Graff advises against being dismissive when a client is worried. Instead, he soothes fragile nerves by explaining how his portfolio construction is built with various risks in mind.

“It is generally true that sticking to your long-term plan is the right move. But I think just blithely telling investors to stay the course risks seeming myopic,” Graff said.

Christian Bryant, president and chief investment officer at Nold Bryant Planning & Investments, has also witnessed an uptick in bearishness from clients. Nevertheless, he said bearish sentiment spikes are common among his clientele when the market is at or near all-time highs, as there is “a feeling that the good times can’t last, and with every negative headline being amplified in our client's minds.”

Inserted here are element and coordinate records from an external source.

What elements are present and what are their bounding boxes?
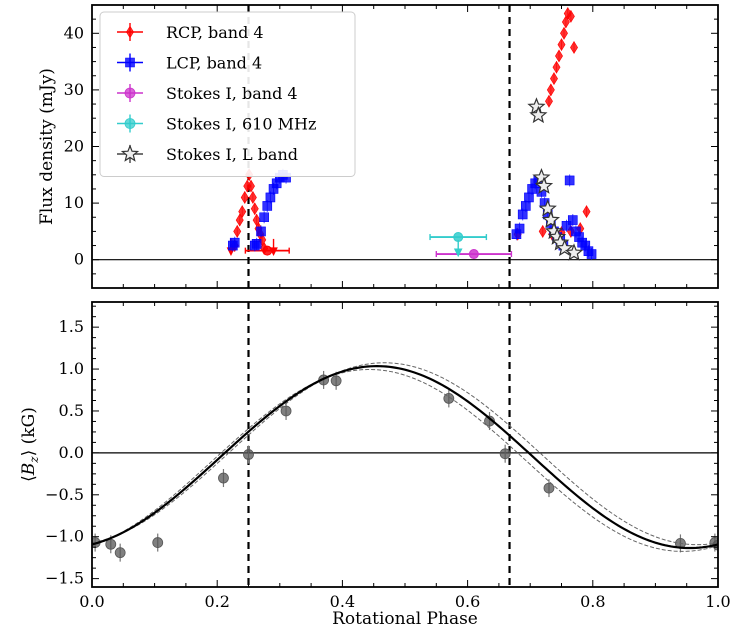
- legend-marker: [124, 87, 136, 99]
- data-point: [527, 97, 546, 115]
- data-point: [541, 210, 561, 228]
- model-uncertainty-curve: [92, 362, 718, 546]
- data-point: [229, 237, 240, 248]
- data-point: [330, 375, 342, 387]
- axes-frame: [91, 301, 719, 588]
- x-tick-label: 1.0: [705, 592, 730, 611]
- legend-marker: [126, 25, 134, 39]
- data-point: [550, 72, 558, 86]
- data-point: [243, 449, 254, 460]
- x-tick-label: 0.6: [455, 592, 480, 611]
- legend-label: RCP, band 4: [166, 23, 264, 42]
- y-tick-label: 0.0: [59, 443, 84, 462]
- data-point: [259, 212, 269, 223]
- data-point: [238, 205, 247, 219]
- data-point: [514, 223, 525, 234]
- data-point: [543, 482, 555, 494]
- data-point: [256, 226, 266, 237]
- data-point: [468, 249, 479, 260]
- plot-area: [92, 302, 718, 587]
- data-point: [250, 202, 259, 216]
- y-tick-label: 10: [64, 193, 84, 212]
- data-point: [564, 175, 575, 186]
- y-tick-label: −0.5: [45, 485, 84, 504]
- data-point: [586, 249, 597, 259]
- plot-area: [92, 5, 718, 288]
- y-tick-label: 1.5: [59, 317, 84, 336]
- data-point: [240, 191, 249, 204]
- data-point: [552, 60, 561, 74]
- data-point: [555, 49, 563, 63]
- data-point: [566, 9, 575, 23]
- data-point: [564, 243, 584, 261]
- data-point: [538, 199, 557, 217]
- legend-marker: [124, 118, 136, 129]
- data-point: [484, 415, 495, 427]
- y-axis-label: ⟨Bz⟩ (kG): [19, 407, 41, 482]
- data-point: [555, 238, 574, 257]
- model-uncertainty-curve: [92, 368, 718, 552]
- data-point: [560, 26, 568, 40]
- data-point: [557, 38, 566, 52]
- y-axis-label-sub: z: [27, 456, 41, 464]
- y-tick-label: −1.0: [45, 527, 84, 546]
- data-point: [545, 94, 553, 108]
- legend-frame: [99, 11, 356, 177]
- legend-label: Stokes I, 610 MHz: [166, 115, 316, 134]
- data-point: [248, 191, 257, 204]
- y-tick-label: −1.5: [45, 569, 84, 588]
- data-point: [233, 224, 242, 238]
- data-point: [114, 547, 126, 559]
- x-tick-label: 0.4: [330, 592, 355, 611]
- data-point: [235, 213, 244, 227]
- y-axis-label-part: B: [19, 463, 39, 477]
- data-point: [499, 448, 511, 460]
- legend: RCP, band 4 LCP, band 4 Stokes I, band 4 St…: [99, 11, 356, 177]
- y-tick-label: 1.0: [59, 359, 84, 378]
- data-point: [247, 179, 255, 193]
- data-point: [582, 205, 591, 219]
- x-tick-label: 0.8: [580, 592, 605, 611]
- data-point: [529, 105, 548, 124]
- y-tick-label: 0.5: [59, 401, 84, 420]
- data-point: [567, 215, 578, 225]
- x-axis-label: Rotational Phase: [332, 609, 478, 629]
- legend-marker: [125, 57, 135, 68]
- data-point: [152, 537, 164, 548]
- y-tick-label: 30: [64, 80, 84, 99]
- data-point: [251, 239, 262, 249]
- data-point: [280, 405, 292, 417]
- data-point: [534, 176, 554, 194]
- legend-label: Stokes I, L band: [166, 145, 298, 164]
- model-curve: [92, 365, 718, 550]
- data-point: [570, 41, 578, 54]
- data-point: [532, 168, 551, 186]
- y-axis-label-part: ⟨: [19, 475, 39, 482]
- legend-marker: [120, 144, 140, 162]
- legend-label: LCP, band 4: [166, 54, 262, 73]
- legend-label: Stokes I, band 4: [166, 84, 298, 103]
- y-tick-label: 40: [64, 23, 84, 42]
- upper-limit-arrow: [453, 248, 463, 258]
- data-point: [538, 224, 547, 238]
- y-tick-label: 0: [74, 250, 84, 269]
- y-axis-label: Flux density (mJy): [37, 68, 57, 225]
- y-tick-label: 20: [64, 137, 84, 156]
- data-point: [218, 472, 229, 484]
- upper-limit-arrow: [269, 247, 278, 257]
- bottom-panel: 0.0 0.2 0.4 0.6 0.8 1.0 −1.5 −1.0 −0.5 0.0 0.5 1.0 1…: [19, 301, 731, 629]
- data-point: [546, 83, 555, 97]
- data-point: [105, 538, 117, 550]
- x-tick-label: 0.0: [79, 592, 104, 611]
- x-tick-label: 0.2: [204, 592, 229, 611]
- top-panel: 0 10 20 30 40 Flux density (mJy) RCP, band 4 LC…: [37, 4, 719, 289]
- y-axis-label-part: ⟩ (kG): [19, 407, 39, 456]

Bryant said he saw the “usual pre-election jitters” from our clients last fall, but that has only increased with concerns around fiscal policy, especially tariffs. This has primarily taken the form of calls and emails with clients who often refer to bearish articles they have read or stories they’ve seen on TV. 

“We try to compassionately listen to our clients' fears, even if they aren’t the ones we share, and then use clients' financial plans to draw their attention to their long-term goals. We spend less time telling clients why a particular fear won’t materialize and more time showing them how their financial plans and investment strategy have been prepared with these negative events in mind,” Bryant said.

Finally, Stash Graham, managing director and chief investment officer of Graham Capital Wealth Management, said he has not yet seen a change in sentiment from clients. He said sentiment surveys tend to conflict, often due to political affiliations, so he does not put a great deal of stock in them. 

“Most recently, you saw this with forward-looking inflation expectations in the University of Michigan consumer sentiment survey,” Graham said. “Democrats expect inflation to rise materially, while Republicans believe inflation will fall in the coming years.”

He also believes there is a difference between what people are saying and what they are doing.

“There could be a negative sentiment among some participants, but over the last six months, we have seen consistent capital inflows into domestic equity and fixed-income funds. Admittedly, the inflows have slowed from the beginning of the year. However, some of this is seasonal, and we are still experiencing more investors putting capital into the market than taking out,” Graham said.

Nevertheless, he does patiently allay the fears of the ones that reach out.

For example, if a client is concerned about the impact of Trump’s tariffs on the economy, he explains to them that they are “just threats and have not been implemented.”

“We remind them that the start date of the tariffs is getting pushed back at an above-average rate, which tells us that leaders do not want tariffs but are continuously using the tariff threat as an instrument for other negotiations between sovereign countries,” Graham said.